Breve riepilogo dei fatti che hanno portato alla liberazione dei braccianti sfruttati

La vicenda risale alla primavera scorsa, quando alcuni braccianti sono entrati in contatto con la Flai Cgil del Veneto che ha raccolto le loro drammatiche testimonianze. Vivevano in un casolare nella campagna di Ponte di Piave, fino a 50 persone ammassate nella stessa casa, senza luce, acqua e gas, e senza nessuna minima condizione igienico sanitaria. Sfruttati per 12 o 14 ore al giorno da un caporale pakistano e da altri quattro sodali.

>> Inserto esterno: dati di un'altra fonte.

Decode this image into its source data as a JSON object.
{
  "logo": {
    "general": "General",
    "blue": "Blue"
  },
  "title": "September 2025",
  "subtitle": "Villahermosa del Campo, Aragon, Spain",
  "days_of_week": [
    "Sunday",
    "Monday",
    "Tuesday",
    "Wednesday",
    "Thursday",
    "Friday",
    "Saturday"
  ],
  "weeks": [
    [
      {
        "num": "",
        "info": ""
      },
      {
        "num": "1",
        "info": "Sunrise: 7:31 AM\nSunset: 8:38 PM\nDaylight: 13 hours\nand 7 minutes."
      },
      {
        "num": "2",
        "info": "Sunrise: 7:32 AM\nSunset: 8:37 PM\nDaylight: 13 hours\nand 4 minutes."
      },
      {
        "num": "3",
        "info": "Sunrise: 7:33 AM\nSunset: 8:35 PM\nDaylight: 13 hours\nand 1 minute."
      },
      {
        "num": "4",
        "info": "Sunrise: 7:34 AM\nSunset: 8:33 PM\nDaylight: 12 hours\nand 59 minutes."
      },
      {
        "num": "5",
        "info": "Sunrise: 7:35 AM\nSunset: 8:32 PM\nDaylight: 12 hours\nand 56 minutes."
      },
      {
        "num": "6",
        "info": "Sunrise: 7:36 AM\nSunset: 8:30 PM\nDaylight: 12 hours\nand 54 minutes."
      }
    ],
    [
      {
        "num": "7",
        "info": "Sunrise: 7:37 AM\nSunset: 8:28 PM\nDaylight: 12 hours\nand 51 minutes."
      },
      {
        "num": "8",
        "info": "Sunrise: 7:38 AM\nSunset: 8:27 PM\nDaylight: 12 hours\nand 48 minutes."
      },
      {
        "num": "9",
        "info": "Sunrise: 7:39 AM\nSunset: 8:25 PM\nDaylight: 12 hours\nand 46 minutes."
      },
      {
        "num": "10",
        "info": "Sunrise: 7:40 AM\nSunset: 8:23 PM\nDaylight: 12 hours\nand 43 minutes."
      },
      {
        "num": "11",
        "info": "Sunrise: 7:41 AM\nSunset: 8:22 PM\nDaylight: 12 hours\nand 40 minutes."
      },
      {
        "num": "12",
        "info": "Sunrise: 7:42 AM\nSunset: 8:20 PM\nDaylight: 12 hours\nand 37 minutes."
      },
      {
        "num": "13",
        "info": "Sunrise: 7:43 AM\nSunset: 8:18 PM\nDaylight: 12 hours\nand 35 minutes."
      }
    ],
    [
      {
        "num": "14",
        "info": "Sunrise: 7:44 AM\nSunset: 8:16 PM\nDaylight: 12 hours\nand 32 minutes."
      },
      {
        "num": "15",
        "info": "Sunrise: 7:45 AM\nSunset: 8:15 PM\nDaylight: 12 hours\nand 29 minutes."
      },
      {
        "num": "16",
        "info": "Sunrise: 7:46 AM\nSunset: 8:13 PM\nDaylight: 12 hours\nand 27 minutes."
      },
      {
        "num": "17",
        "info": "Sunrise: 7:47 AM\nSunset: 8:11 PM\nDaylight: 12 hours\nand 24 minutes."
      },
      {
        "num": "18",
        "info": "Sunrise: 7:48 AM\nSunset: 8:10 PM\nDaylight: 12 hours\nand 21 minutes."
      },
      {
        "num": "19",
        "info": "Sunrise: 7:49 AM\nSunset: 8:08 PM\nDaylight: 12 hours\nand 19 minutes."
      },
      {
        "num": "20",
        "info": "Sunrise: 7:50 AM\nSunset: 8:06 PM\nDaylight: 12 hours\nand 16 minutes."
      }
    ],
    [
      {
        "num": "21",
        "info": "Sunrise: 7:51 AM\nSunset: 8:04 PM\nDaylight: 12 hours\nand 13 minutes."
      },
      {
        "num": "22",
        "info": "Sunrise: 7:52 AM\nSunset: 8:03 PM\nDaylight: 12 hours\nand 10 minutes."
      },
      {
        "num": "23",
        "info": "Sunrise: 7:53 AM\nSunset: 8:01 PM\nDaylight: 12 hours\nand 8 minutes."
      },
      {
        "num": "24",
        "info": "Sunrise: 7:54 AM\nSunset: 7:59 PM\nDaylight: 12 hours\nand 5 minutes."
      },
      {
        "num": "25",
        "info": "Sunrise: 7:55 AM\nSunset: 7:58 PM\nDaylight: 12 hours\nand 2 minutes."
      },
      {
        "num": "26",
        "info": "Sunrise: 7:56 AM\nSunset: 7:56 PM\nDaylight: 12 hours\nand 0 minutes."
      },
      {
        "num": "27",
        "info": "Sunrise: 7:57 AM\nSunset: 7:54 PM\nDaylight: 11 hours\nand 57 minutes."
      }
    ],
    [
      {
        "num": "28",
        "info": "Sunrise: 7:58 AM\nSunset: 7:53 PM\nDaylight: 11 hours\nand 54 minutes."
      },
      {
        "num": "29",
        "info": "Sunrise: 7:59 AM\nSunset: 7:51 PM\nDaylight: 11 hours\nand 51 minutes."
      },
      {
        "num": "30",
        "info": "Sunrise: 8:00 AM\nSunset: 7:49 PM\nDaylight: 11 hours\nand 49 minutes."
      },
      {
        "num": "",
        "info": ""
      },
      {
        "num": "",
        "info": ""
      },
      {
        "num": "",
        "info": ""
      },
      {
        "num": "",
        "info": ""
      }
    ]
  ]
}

Non hanno mai percepito nessuna retribuzione a causa del debito contratto con il caporale, il quale, con la promessa di un permesso di soggiorno facile, aveva chiesto e ottenuto da loro 5.000 euro per l’agognato documento, rivelatosi sostanzialmente una truffa. 

Per capire bene questa storia occorre fare un passo, perché è l’esempio tangibile del dramma umano che genera il combinato disposto tra il cosiddetto decreto flussi e la legge Bossi-Fini. 

Abbiamo la certezza che esista una rete trans-nazionale di compravendita dei nulla osta per lavoro stagionale in agricoltura che vengono richiesti da aziende fittizie, ovvero senza alcuna consistenza aziendale. Questi permessi per lavoro non subiscono nessun controllo dalle autorità istituzionali italiane e, una volta giunti nelle ambasciate dei Paesi di provenienza di questi lavoratori, inizia una vera e propria compravendita dei permessi di lavoro. Infatti, i lavoratori che abbiamo preso in carico hanno confermato che di aver acquistato i nulla osta per cifre che vanno dai 10.000 ai 15.000 euro, pagati ad intermediari e/o vere proprie agenzie che fanno pubblicità sui maggiori social network. 

I braccianti si sono fortemente indebitati nel loro Paese di origine, ipotecando casa e beni famigliari, o contraendo debiti con strozzini con tassi di interesse elevati. 

Una volta giunti in Italia, non sono stati accolti dalle aziende che ne hanno chiesto i nulla osta, ritrovandosi nel giro di qualche giorno irregolari nel nostro Paese.

La normativa vigente prevede che entro otto giorni dall’ingresso in Italia, questi lavoratori devano essere accolti dalle aziende che ne hanno fatto richiesta e segnalare l’ingresso allo sportello unico per l’immigrazione presso le Questure, nel quale si espletano le formalità per il rilascio del permesso di soggiorno, la sottoscrizione del contratto di lavoro e l’ospitalità per il soggiorno in Italia. Ma nulla di tutto ciò è avvenuto perché le aziende in questione erano aziende fittizie, oppure hanno fatto richiesta solo per vendere a qualche intermediario il permesso di lavoro.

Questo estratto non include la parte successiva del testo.